Your reply here is littered with technical misinformation and with assertions about how this will play out that seem to be based entirely on hopes and dreams rather than any technical mitigations or policies. But the bigger issue is that underneath all of it, you are trying to convince me that Google is not trying to limit device autonomy -- and the truth is, you do not support device autonomy in the way that Google's critics do.
It is bad for a custom ROM to have to get Google's permission to get signed or treated as a trusted app environment. That should not be Google's choice to make. It is bad for websites to have insight into whether or not an OS has a virus scanner installed. It is bad to require Open Source drivers to go through a validation process with Chrome. It is bad to punish users with rooted devices by throwing additional captchas at them. These are outcomes that are bad for user agency, user freedom, and user autonomy. And they will lead to worse outcomes including degraded adblocking performance and less user agency over devices.

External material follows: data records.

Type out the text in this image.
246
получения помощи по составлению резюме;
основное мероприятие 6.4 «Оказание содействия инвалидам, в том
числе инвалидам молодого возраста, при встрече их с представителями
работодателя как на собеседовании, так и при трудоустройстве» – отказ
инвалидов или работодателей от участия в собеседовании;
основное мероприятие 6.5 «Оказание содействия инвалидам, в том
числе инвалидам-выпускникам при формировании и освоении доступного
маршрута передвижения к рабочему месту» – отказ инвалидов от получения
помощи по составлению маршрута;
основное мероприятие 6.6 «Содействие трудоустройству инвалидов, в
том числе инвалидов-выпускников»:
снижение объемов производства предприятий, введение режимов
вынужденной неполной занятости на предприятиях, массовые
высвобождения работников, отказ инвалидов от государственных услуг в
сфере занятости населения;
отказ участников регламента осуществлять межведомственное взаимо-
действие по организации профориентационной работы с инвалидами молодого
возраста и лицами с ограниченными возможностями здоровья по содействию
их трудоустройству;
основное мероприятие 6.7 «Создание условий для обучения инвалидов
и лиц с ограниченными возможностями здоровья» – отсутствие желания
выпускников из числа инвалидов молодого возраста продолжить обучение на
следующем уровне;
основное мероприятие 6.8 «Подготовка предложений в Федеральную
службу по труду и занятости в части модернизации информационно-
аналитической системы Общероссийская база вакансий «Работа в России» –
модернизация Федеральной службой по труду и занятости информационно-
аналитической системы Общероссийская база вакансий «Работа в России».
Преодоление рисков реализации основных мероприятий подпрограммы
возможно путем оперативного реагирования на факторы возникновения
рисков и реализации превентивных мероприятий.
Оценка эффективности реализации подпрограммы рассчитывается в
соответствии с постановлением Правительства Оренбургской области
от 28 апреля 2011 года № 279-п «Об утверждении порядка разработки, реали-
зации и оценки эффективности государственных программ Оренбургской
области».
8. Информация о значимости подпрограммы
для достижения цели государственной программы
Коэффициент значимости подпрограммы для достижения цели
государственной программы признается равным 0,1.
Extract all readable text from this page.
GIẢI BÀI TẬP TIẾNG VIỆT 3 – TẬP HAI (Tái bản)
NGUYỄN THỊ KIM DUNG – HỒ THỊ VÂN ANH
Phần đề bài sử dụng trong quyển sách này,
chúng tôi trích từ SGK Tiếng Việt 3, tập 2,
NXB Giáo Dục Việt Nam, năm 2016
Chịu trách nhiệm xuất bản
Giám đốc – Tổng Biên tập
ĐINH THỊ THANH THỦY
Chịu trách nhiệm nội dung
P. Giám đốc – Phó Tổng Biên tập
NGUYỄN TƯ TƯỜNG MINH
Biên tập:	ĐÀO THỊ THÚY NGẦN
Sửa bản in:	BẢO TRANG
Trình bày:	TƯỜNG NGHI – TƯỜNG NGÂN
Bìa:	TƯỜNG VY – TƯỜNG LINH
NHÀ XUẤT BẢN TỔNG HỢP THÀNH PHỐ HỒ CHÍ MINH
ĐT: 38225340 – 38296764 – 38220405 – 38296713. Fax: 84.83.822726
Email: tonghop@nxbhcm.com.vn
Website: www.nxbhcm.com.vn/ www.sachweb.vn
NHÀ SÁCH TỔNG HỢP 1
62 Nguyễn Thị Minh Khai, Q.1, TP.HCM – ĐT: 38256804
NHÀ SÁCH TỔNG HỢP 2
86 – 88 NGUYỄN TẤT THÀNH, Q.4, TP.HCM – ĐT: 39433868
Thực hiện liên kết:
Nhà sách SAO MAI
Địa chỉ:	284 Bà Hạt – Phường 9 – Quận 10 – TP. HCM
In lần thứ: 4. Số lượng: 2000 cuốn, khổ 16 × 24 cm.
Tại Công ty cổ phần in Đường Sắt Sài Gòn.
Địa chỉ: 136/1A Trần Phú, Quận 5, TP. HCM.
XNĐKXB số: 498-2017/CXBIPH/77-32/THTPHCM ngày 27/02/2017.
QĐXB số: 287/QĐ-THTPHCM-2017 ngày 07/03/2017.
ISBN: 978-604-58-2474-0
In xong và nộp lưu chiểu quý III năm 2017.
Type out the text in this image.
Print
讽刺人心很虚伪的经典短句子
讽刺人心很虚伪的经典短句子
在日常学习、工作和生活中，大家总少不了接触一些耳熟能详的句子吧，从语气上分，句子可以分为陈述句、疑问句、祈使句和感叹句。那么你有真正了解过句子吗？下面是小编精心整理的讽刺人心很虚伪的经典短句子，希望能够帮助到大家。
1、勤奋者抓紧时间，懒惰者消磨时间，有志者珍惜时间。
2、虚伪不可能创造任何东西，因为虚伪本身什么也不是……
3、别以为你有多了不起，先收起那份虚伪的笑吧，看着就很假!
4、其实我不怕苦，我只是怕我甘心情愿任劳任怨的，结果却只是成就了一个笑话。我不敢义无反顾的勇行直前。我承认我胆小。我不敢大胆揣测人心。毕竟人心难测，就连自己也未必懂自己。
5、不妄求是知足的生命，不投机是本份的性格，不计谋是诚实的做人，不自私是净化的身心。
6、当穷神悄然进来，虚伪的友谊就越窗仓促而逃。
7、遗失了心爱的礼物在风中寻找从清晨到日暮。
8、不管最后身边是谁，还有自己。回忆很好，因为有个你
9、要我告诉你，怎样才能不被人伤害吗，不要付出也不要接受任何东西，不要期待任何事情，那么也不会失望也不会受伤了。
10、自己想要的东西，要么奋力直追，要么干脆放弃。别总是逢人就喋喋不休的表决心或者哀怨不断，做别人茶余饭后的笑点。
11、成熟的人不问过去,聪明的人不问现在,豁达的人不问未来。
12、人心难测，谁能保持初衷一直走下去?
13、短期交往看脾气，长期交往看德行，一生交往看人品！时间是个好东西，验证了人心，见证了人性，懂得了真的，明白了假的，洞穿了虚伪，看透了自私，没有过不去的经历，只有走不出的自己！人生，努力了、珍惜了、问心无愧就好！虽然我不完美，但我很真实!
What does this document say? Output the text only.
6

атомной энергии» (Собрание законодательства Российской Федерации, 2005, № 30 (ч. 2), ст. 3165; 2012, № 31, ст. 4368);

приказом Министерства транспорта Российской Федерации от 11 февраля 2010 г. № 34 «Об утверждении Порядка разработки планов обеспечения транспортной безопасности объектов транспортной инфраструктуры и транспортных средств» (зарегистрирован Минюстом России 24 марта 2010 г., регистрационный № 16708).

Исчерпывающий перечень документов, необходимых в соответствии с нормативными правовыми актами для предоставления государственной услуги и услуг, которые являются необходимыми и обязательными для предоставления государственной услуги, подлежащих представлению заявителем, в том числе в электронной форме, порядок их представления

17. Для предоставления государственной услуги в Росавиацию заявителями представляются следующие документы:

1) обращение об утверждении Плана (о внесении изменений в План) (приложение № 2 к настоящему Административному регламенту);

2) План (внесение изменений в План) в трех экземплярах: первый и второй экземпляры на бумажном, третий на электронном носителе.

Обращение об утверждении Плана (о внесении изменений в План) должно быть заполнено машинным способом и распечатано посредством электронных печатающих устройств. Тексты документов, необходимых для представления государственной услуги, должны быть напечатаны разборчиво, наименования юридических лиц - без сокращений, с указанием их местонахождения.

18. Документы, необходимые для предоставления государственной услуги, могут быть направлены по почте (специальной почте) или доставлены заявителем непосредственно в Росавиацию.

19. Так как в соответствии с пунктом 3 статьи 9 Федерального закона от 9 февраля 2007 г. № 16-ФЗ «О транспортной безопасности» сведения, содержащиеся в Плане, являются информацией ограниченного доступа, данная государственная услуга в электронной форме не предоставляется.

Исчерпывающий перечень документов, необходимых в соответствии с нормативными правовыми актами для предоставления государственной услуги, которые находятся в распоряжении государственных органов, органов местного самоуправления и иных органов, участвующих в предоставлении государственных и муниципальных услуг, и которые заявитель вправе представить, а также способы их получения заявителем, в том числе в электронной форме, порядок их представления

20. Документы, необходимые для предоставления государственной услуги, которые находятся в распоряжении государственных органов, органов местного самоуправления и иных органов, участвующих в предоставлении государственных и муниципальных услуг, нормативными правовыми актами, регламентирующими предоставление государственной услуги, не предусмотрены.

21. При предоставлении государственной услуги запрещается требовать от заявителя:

Now, you're trying to convince me that they won't. But the underlying issue here is, once again, you disagree with me about what degraded adblocking performance even looks like. In your mind, it's not Google's responsibility to fix those problems, it's an Open Source project and someone else should do it for them. In your mind, blocking 20% fewer ads than another a browser is no big deal, it's not worth complaining about. And you can't get through one of your replies without going to bat for advertisers, basically saying that it would be irresponsible for Google to make user-privacy improvements in Chrome without thinking about the impact on advertisers.
The big issue here is not that we disagree about what the policy says (although we clearly do). What I'm seeing in your reply is that "critics are overreacting" on some level means "the user-freedom, privacy, and autonomy requests that they have are unreasonable."
So no, I don't trust Google's motivations and you probably can't convince me otherwise, because looking at the things you keep saying in these comments -- your list of acceptable outcomes from this policy are different from my list of acceptable outcomes. What you view as user abuse is different from what I and many Google critics view as user abuse. And it is not overreaction or ignorance or fearmongering that causes Google critics to advocate against this change. It's that critics have a different value system about user autonomy than you do.